Nous avons également noté un cas de syndrome d’Urrets-Zavalia avec cataracte par dessiccation. L’hypertonie oculaire a été transitoire et résolutive après traitement hypotonisant local et général. La cataracte par dessiccation a disparu spontanément. À 6 mois, malgré une mydriase fixe séquellaire et une atrophie irienne, l’acuité visuelle était de 10/10e et le patient était satisfait de la chirurgie. Le syndrome d’Urrets-Zavalia a été décrit essentiellement après kératoplastie transfixiante ou lamellaire antérieure profonde pour kératocône [23, 24]. La physiopathologie de ce syndrome reste mal connue, mais met vraisemblablement en jeu un mécanisme d’ischémie irienne. La présence d’une bulle d’air trop volumineuse en chambre antérieure a pu entraîner une hypertonie oculaire transitoire avec ischémie irienne chez ce patient.

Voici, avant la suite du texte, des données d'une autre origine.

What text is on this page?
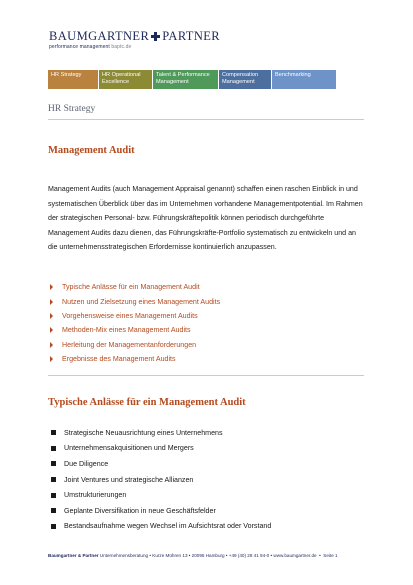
BAUMGARTNER PARTNER
performance management baptc.de
HR Strategy	HR Operational Excellence
Talent & Performance Management
Compensation Management
Benchmarking
HR Strategy
Management Audit

Management Audits (auch Management Appraisal genannt) schaffen einen raschen Einblick in und systematischen Überblick über das im Unternehmen vorhandene Managementpotential. Im Rahmen der strategischen Personal- bzw. Führungskräftepolitik können periodisch durchgeführte Management Audits dazu dienen, das Führungskräfte-Portfolio systematisch zu entwickeln und an die unternehmensstrategischen Erfordernisse kontinuierlich anzupassen.

Typische Anlässe für ein Management Audit
Nutzen und Zielsetzung eines Management Audits
Vorgehensweise eines Management Audits
Methoden-Mix eines Management Audits
Herleitung der Managementanforderungen
Ergebnisse des Management Audits
Typische Anlässe für ein Management Audit
Strategische Neuausrichtung eines Unternehmens
Unternehmensakquisitionen und Mergers
Due Diligence
Joint Ventures und strategische Allianzen
Umstrukturierungen
Geplante Diversifikation in neue Geschäftsfelder
Bestandsaufnahme wegen Wechsel im Aufsichtsrat oder Vorstand
Baumgartner & Partner Unternehmensberatung • Kurze Mühren 13 • 20095 Hamburg • +49 (40) 28 41 94-0 • www.baumgartner.de  •  Seite 1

La complication postopératoire tardive la plus fréquente a été le rejet endothélial. Dans notre série, nous avons noté trois rejets endothéliaux (9,4 %), à respectivement 3 mois, 4 mois et 18 mois. La présentation clinique était identique dans les trois cas, avec présence de précipités rétro-cornéens pigmentés diffus et d’un œdème du greffon. Chez les patients ayant présenté un rejet à 3 et 4 mois, la corticothérapie avait été arrêtée précocement au troisième mois, alors qu’elle avait été arrêtée à 9 mois chez le patient ayant présenté un rejet à 18 mois. Une prise en charge précoce par corticothérapie intraveineuse et locale a permis de contrôler le rejet dans tous les cas. Dans une série prospective de 34 yeux opérés par DSAEK, Koenig et al. [18] ont rapporté un taux de rejet de 17,6 % à 6 mois. Les auteurs ne précisent pas à quel moment la corticothérapie locale est arrêtée. Une étude rétrospective comparative entre les résultats postopératoires de 199 DSEK ou DLEK et le registre suédois de kératoplasties transfixiantes trouve un taux de rejet à 2 ans de 7,5 % dans les kératoplasties lamellaires postérieures contre 13 % dans les kératoplasties transfixiantes [25]. Cette étude a comme principal biais un arrêt de la corticothérapie locale avant le sixième mois postopératoire dans les greffes transfixiantes alors qu’elle était souvent continuée à faibles doses dans les kératoplasties lamellaires pendant les deux premières années postopératoires. D’autres investigations, notamment des études comparatives avec appariement de patients, sont nécessaires pour comparer le taux de rejet entre kératoplasties transfixiantes et greffes endothéliales.

Conclusion

Les avantages de la DSAEK par rapport à la greffe de cornée transfixiante en font à l’heure actuelle la technique de choix dans le traitement chirurgical des pathologies endothélio-descemétiques dans de nombreuses équipes. La technique chirurgicale est relativement simple et facilement reproductible. Il n’existe cependant pas de consensus concernant cette technique chirurgicale, notamment pour introduire le greffon en chambre antérieure. De nombreuses variantes ont été rapportées. Cette diversité témoigne de la relative immaturité de la technique et les différentes procédures rapportées visent à diminuer l’incidence des complications. La DSAEK expose notamment à des complications spécifiques, comme le décollement postopératoire du greffon et la décompensation endothéliale primaire du greffon, devenue rare après greffe transfixiante. L’incidence des complications, élevée chez les premiers patients opérés, semble cependant diminuer avec l’expérience du chirurgien. La DSAEK enfin ne supprime pas le risque de rejet de greffe. Son incidence reste encore à préciser sur de plus grandes séries et un plus grand recul.